Утром, едва проснулся, начинаю думать о вчерашней встрече в семнадцатом бараке. После завтрака Алексей Харитонович седлает Волгу, и я скачу на тот участок, где работают люди Пугача. Весь день, ни во что не вмешиваясь, наблюдаю за работой землекопов, экскаваторщиков, шоферов, бульдозеристов и скреперистов. Через людей и через машины, которыми командует Пугач, стараюсь понять инженера, тридцатилетнего человека, более половины своей жизни прожившего при Советской власти, попавшего прямо из забоя на рабфак, а потом в Донецкий индустриальный институт.

Четыре экскаватора, разбившись на пары, шагая навстречу друг другу, неустанно грызут пласты глины, черпают ее ковшами, далеко отбрасывают с трассы будущего канала, насыпают обрывистые берега. Бульдозеры разравнивают и утрамбовывают отвалы. Скреперы снимают один слой глиняной стружки за другим.

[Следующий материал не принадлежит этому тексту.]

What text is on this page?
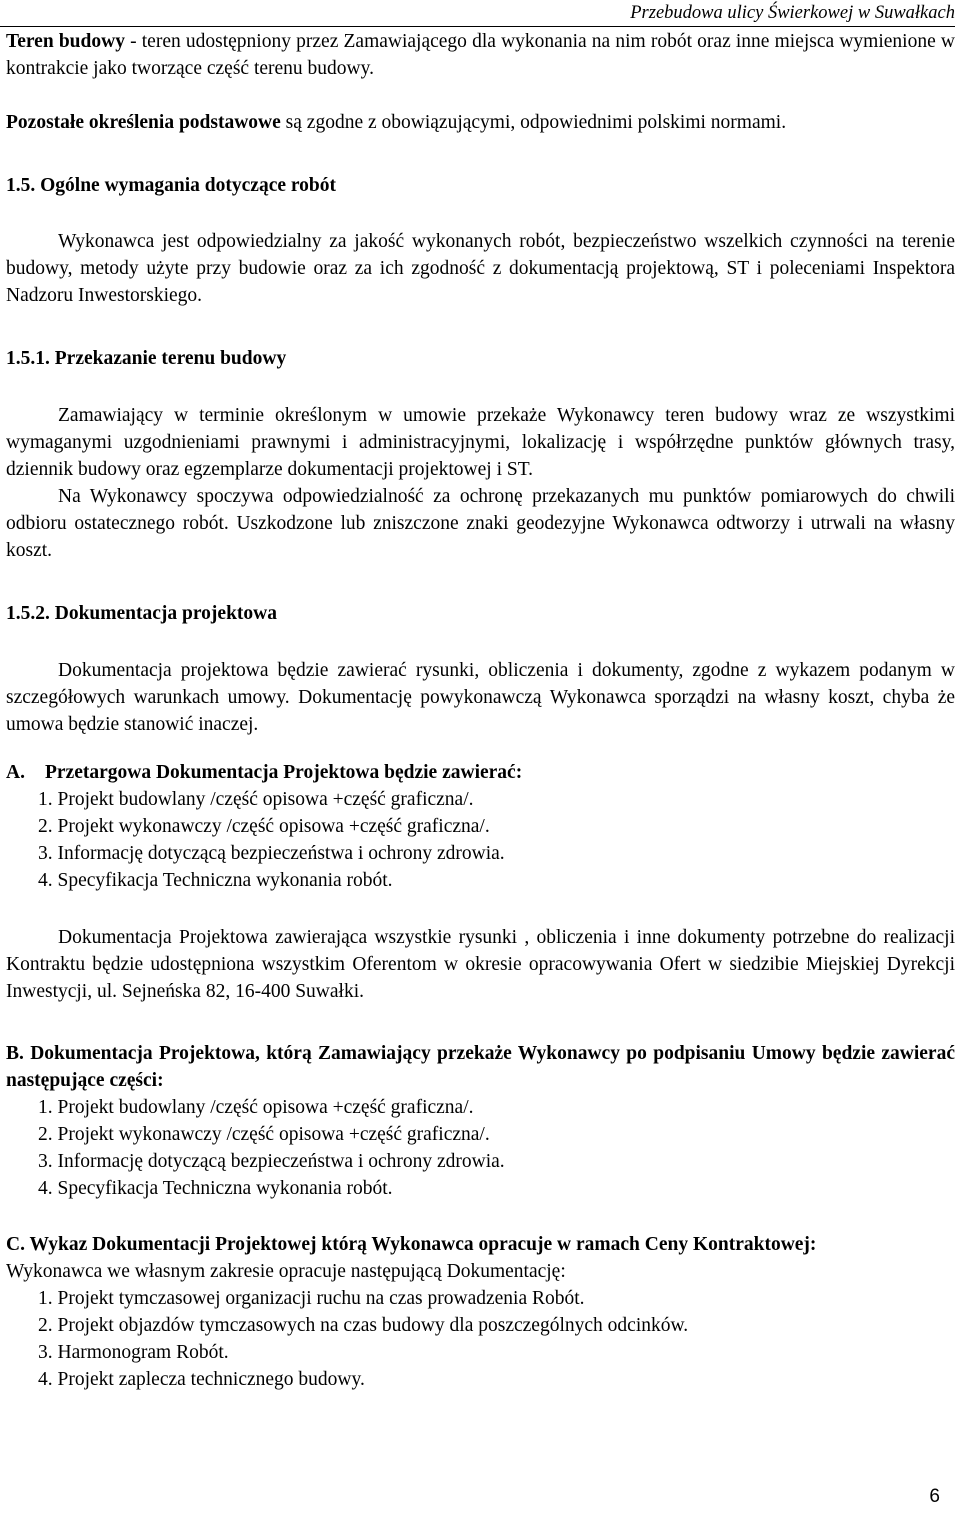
Przebudowa ulicy Świerkowej w Suwałkach

Teren budowy - teren udostępniony przez Zamawiającego dla wykonania na nim robót oraz inne miejsca wymienione w kontrakcie jako tworzące część terenu budowy.

Pozostałe określenia podstawowe są zgodne z obowiązującymi, odpowiednimi polskimi normami.

1.5. Ogólne wymagania dotyczące robót

Wykonawca jest odpowiedzialny za jakość wykonanych robót, bezpieczeństwo wszelkich czynności na terenie budowy, metody użyte przy budowie oraz za ich zgodność z dokumentacją projektową, ST i poleceniami Inspektora Nadzoru Inwestorskiego.

1.5.1. Przekazanie terenu budowy

Zamawiający w terminie określonym w umowie przekaże Wykonawcy teren budowy wraz ze wszystkimi wymaganymi uzgodnieniami prawnymi i administracyjnymi, lokalizację i współrzędne punktów głównych trasy, dziennik budowy oraz egzemplarze dokumentacji projektowej i ST.

Na Wykonawcy spoczywa odpowiedzialność za ochronę przekazanych mu punktów pomiarowych do chwili odbioru ostatecznego robót. Uszkodzone lub zniszczone znaki geodezyjne Wykonawca odtworzy i utrwali na własny koszt.

1.5.2. Dokumentacja projektowa

Dokumentacja projektowa będzie zawierać rysunki, obliczenia i dokumenty, zgodne z wykazem podanym w szczegółowych warunkach umowy. Dokumentację powykonawczą Wykonawca sporządzi na własny koszt, chyba że umowa będzie stanowić inaczej.

A. Przetargowa Dokumentacja Projektowa będzie zawierać:

1. Projekt budowlany /część opisowa +część graficzna/.
2. Projekt wykonawczy /część opisowa +część graficzna/.
3. Informację dotyczącą bezpieczeństwa i ochrony zdrowia.
4. Specyfikacja Techniczna wykonania robót.

Dokumentacja Projektowa zawierająca wszystkie rysunki , obliczenia i inne dokumenty potrzebne do realizacji Kontraktu będzie udostępniona wszystkim Oferentom w okresie opracowywania Ofert w siedzibie Miejskiej Dyrekcji Inwestycji, ul. Sejneńska 82, 16-400 Suwałki.

B. Dokumentacja Projektowa, którą Zamawiający przekaże Wykonawcy po podpisaniu Umowy będzie zawierać następujące części:

1. Projekt budowlany /część opisowa +część graficzna/.
2. Projekt wykonawczy /część opisowa +część graficzna/.
3. Informację dotyczącą bezpieczeństwa i ochrony zdrowia.
4. Specyfikacja Techniczna wykonania robót.

C. Wykaz Dokumentacji Projektowej którą Wykonawca opracuje w ramach Ceny Kontraktowej:

Wykonawca we własnym zakresie opracuje następującą Dokumentację:

1. Projekt tymczasowej organizacji ruchu na czas prowadzenia Robót.
2. Projekt objazdów tymczasowych na czas budowy dla poszczególnych odcinków.
3. Harmonogram Robót.
4. Projekt zaplecza technicznego budowy.
6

Машины, груженные песком и камнями, необходимыми для укрепления берегов, печатая на свежих, только что обнаженных, пластах глины ребристые следы шин, проходят по временным дорогам, по сухому дну котлована, натужно карабкаются по откосам, пропадают за желтым гребнем. Моторные помпы жадно сосут из глубоких сборников грунтовые воды и выбрасывают их через трубопроводы далеко за отвалы. Там, где должен быть дюкер, в гигантском барабане бетономешалки гремят, скрежещут, шумят, хлюпают вода, песок, гравий, щебенка, сизая мука цемента. Труд высшей пробы — загляденье.